ただ、残念ながらその風は、海からのものなのでどうしてもベタついてしまう。綾人はまだしも、タカトは髪が長いので、風で乱れて顔に張り付かないようにしないと不快で仕方がなかった。
耳の下で三つ編みにしていたのだけれど、それでもやや鬱陶しく感じる。それをどうにかしてまとめようと四苦八苦していると、見かねた綾人がそれをクルクルと巻きつけて、お団子にしてくれた。
「ありがとう」とお礼を言うタカトに、綾人は頬を染めて「どういたしまして」と応える。井上氏はそれを見て、わずかに目を細めていた。綾人は井上氏のその視線にこそばゆさを感じ、それを誤魔化すように仕事の話を始めた。
「あの……、井上さん。娘さんとそのご家族がお困りとのことで、みなさん同じ建物にお住まいという認識でよろしいですか?」
道中である程度の打ち合わせをしようということになっていたため、綾人はタブレットを取り出してリストを見ながら確認することにした。

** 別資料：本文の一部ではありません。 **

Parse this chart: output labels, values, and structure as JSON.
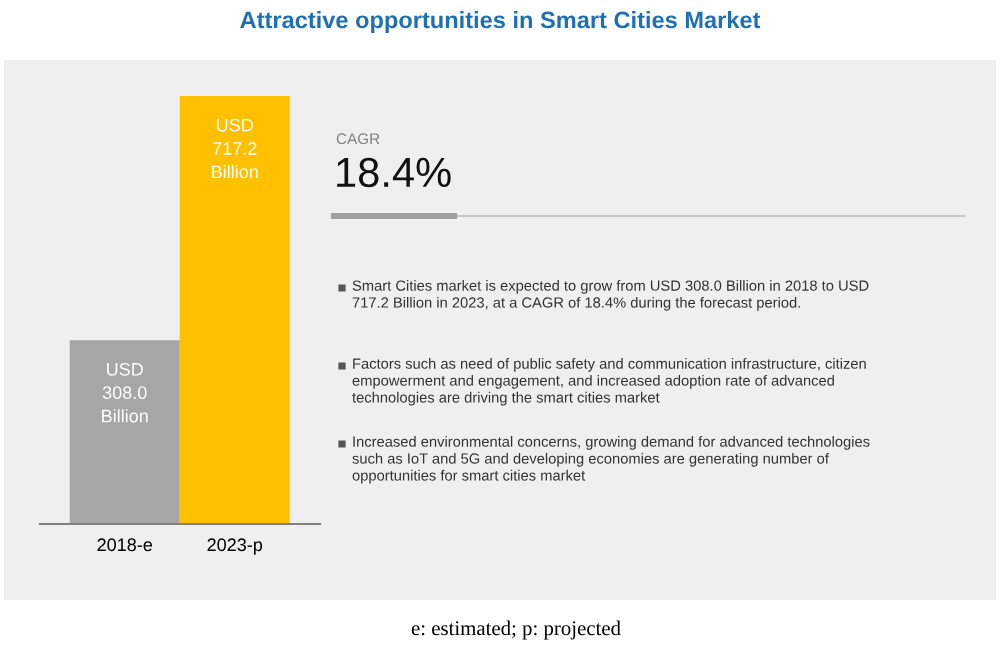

「ええ、元々はみんな一緒に住んでいます。ただ、事前にお伝えしましたとおり、娘婿が霊障に悩まされまして、別居しています」
「正人さん……ですよね? わかりました」
綾人は、それを確認済みの事項としてチェックを入れた。家族構成や対象の設備、問題となっている事象、具体的に祓う対象などを確認する。
「こちらで伺っていることを復唱しますね」
そう言って、こちらが把握していることと依頼に齟齬が無いことを確認し始めた。
井上氏は現在六十五歳、大手商社の会長を務めている。未婚のまま養子をとり、娘と息子が一人ずついる。その娘の家族が同居しており、最近になって霊障に悩まされるようになっていた。
娘と婿養子、孫娘二人が暮らしている離れ部分で、家具がガタガタ揺れ始めたり、ものが突然落ちてきたり、ひどい時には窓ガラスが破裂して娘が怪我をしたりしていた。
そして、婿にはさらに異変が起き始め、段々家に寄り付かなくなってしまった。「家にいると、若い女性の声でずっと話しかけられ続ける」のだと言う。
おかげで不眠になり、仕事に差し支えるようになってしまった。そのため、現在は近所にある実家に一時的に避難している。
「念の為に確認ですけど、巧妙な工作がされている自作自演とかじゃないですよね?」
聞きにくいことではあったけれど、これは確認しないといけないことだった。裕福な家庭の婿養子は、最初は耐えられてもそのうちに自由を求めて逃げ出したくなる人も多い。
不倫してその相手と共謀し、家を壊していくということも珍しくはない。そうなると、綾人がいくら原因を探しても、何も解決することは出来ない。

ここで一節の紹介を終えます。